Berbulan-bulan ‘Dibersamai’ Mata-mata China

  • Whatsapp

Oleh : Achmad Supardi

MagelangNews – Cerita ketakutan warga Uyghur di Afghanistan terserak di beragam media massa dunia. BBC, CNN, NPR, Voice of America, hanyalah sedikit dari banyak media yang memiliki cerita warga Uyghur mengisolasi diri mereka berminggu-minggu. Tidak ada sweeping, memang. Bahkan, sebagian warga Uyghur ini sudah memiliki kewarganegaraan Afghanistan. Namun, rasa aman tidak menyertai mereka. Alasan mereka logis juga. Di dalam KTP mereka masih tertulis jelas kebangsaan mereka: Uyghur. Sementara secara geopolitik, China menjadi satu-satunya tempat berpaling bagi Taliban yang masih terkucil. Klop, kan?

Bacaan Lainnya

“Kami takut Taliban akan membantu China mengontrol gerak-gerik kami, atau menangkap dan menyerahkan kami ke China,” kata salah satu warga Uyghur yang dikutip Joel Gunter dari BBC.

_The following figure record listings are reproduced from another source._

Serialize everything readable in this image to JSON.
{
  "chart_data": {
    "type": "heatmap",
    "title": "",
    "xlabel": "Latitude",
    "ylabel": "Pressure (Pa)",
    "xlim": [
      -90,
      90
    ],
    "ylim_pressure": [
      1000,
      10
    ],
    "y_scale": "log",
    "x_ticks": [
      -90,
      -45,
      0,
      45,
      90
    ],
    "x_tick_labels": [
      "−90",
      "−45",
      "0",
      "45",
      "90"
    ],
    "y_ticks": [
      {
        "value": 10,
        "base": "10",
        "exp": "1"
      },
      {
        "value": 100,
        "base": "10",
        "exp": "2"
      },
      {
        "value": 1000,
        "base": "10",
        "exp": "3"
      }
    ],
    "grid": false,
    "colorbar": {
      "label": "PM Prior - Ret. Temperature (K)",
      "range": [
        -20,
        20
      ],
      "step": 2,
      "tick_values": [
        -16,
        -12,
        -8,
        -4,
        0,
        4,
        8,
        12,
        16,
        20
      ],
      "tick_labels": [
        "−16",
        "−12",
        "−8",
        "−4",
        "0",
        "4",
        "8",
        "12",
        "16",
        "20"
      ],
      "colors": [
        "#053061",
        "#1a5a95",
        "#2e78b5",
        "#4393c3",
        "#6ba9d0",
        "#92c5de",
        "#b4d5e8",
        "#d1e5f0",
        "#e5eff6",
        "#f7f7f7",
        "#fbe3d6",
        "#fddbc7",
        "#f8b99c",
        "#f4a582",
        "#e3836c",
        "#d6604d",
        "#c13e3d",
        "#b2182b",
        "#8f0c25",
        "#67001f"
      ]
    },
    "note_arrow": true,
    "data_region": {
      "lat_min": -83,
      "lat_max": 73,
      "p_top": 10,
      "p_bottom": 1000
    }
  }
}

Omer Kanat, Chairman of the Executive Committee World Uyghur Congress, membenarkan cerita ini. Dia mengatakan Pemerintah China memata-matai warga Uyghur 24 jam sehari, 7 hari seminggu. Tak henti.

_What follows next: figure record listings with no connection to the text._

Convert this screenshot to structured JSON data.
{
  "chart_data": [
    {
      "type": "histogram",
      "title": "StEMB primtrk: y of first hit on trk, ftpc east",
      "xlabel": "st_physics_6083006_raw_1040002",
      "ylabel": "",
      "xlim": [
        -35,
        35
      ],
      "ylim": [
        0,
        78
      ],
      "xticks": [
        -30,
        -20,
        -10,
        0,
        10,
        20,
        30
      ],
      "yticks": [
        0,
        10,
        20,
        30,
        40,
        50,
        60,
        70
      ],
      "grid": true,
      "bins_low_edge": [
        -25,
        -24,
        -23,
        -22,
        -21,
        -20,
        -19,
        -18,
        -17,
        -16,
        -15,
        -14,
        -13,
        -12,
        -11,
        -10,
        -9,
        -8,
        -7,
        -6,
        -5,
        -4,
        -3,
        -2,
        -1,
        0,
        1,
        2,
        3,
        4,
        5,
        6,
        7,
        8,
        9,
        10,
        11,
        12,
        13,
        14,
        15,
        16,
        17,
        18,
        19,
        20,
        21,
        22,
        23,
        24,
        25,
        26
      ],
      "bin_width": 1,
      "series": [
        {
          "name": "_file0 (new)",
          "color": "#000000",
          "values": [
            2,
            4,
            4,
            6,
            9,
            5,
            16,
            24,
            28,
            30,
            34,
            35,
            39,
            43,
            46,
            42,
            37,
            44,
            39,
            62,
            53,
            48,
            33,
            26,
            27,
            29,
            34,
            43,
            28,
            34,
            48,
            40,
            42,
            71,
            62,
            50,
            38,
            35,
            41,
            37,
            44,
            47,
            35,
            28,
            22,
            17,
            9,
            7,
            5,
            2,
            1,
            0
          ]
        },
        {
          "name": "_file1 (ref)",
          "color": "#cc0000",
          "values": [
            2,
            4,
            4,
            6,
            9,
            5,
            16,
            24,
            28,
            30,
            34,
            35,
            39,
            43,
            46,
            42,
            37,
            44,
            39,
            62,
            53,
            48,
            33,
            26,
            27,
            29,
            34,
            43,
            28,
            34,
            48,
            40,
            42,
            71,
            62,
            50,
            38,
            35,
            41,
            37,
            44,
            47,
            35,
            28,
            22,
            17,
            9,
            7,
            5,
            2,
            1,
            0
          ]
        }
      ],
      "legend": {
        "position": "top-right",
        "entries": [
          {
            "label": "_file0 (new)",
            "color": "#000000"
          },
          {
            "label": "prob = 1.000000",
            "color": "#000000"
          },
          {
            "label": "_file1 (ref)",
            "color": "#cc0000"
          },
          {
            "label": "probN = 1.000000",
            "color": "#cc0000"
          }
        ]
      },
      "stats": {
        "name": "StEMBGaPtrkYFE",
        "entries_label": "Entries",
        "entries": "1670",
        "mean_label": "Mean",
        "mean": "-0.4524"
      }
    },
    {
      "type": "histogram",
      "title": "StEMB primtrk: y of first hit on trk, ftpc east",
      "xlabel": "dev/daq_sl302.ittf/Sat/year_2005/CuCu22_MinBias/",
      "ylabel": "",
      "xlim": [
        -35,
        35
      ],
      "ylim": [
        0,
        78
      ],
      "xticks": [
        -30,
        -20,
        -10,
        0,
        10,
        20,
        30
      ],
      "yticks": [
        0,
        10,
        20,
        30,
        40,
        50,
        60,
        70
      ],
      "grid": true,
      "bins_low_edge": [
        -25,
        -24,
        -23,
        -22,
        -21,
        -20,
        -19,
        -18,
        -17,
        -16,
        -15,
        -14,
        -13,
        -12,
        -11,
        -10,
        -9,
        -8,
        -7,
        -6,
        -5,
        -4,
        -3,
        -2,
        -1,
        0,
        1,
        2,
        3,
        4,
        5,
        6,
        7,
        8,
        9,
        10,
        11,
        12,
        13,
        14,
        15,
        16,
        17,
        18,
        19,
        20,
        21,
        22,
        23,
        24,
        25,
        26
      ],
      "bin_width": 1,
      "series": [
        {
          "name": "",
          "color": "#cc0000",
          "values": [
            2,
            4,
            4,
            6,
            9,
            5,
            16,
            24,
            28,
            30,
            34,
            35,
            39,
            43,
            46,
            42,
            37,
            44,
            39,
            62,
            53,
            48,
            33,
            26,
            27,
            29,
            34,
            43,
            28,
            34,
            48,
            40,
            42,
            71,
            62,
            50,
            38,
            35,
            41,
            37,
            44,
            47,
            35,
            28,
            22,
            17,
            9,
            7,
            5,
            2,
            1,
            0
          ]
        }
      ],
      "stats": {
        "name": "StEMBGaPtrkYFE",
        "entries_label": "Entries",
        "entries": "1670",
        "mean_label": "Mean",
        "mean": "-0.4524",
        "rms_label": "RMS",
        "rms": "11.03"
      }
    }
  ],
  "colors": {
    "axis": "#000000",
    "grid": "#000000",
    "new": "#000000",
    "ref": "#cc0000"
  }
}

Tidak berhenti di sana, Pemerintah China juga mengirimkan aktivis-aktivis Partai Komunis untuk tinggal di rumah-rumah warga Uyghur. Menurut media corong Pemerintah China, Global Times, dalam 2 tahun terakhir lebih dari 1 juta aktivis Partai Komunis “membersamai” warga Uyghur di rumah-rumah mereka. Warga laki-laki China Etnis Han ini bahkan tinggal serumah di rumah-rumah yang semua penghuninya perempuan.

“Ini bukan hanya pelecehan bagi Muslim, namun juga melanggar nilai-nilai kemanusiaan. Warga Uyghur tidak bisa menolak dan harus menerima serta memperlakukan para aktivis ini dengan ramah,” kata Omer.

Juli lalu China mengundang delegasi senior Taliban ke Tianjin untuk bertemu Menlu China, Wang Yi. Ketika negara-negara Barat kompak menganggap Taliban bukanlah pemerintah resmi Afghanistan, China mengambil sikap sebaliknya. Dalam kesempatan itu Wang Yi meminta Taliban “menjalankan peran penting demi perdamaian, rekonsiliasi dan rekonstruksi di Afghanistan”. Tentu ini pengakuan implisit dari China bahwa Taliban memang penguasa resmi Afghanistan. Di atas kertas, AS tidak akan bisa menggunakan Dewan Keamanan (DK) PBB untuk menjatuhkan sanksi terhadap Taliban karena, diharapkan, akan diveto oleh China. Taliban merespon ini dengan berjanji “tidak akan membiarkan siapa pun menggunakan wilayah Afghanistan untuk melawan China”. Para pengungsi Uyghur merasa ini adalah peringatan bagi mereka.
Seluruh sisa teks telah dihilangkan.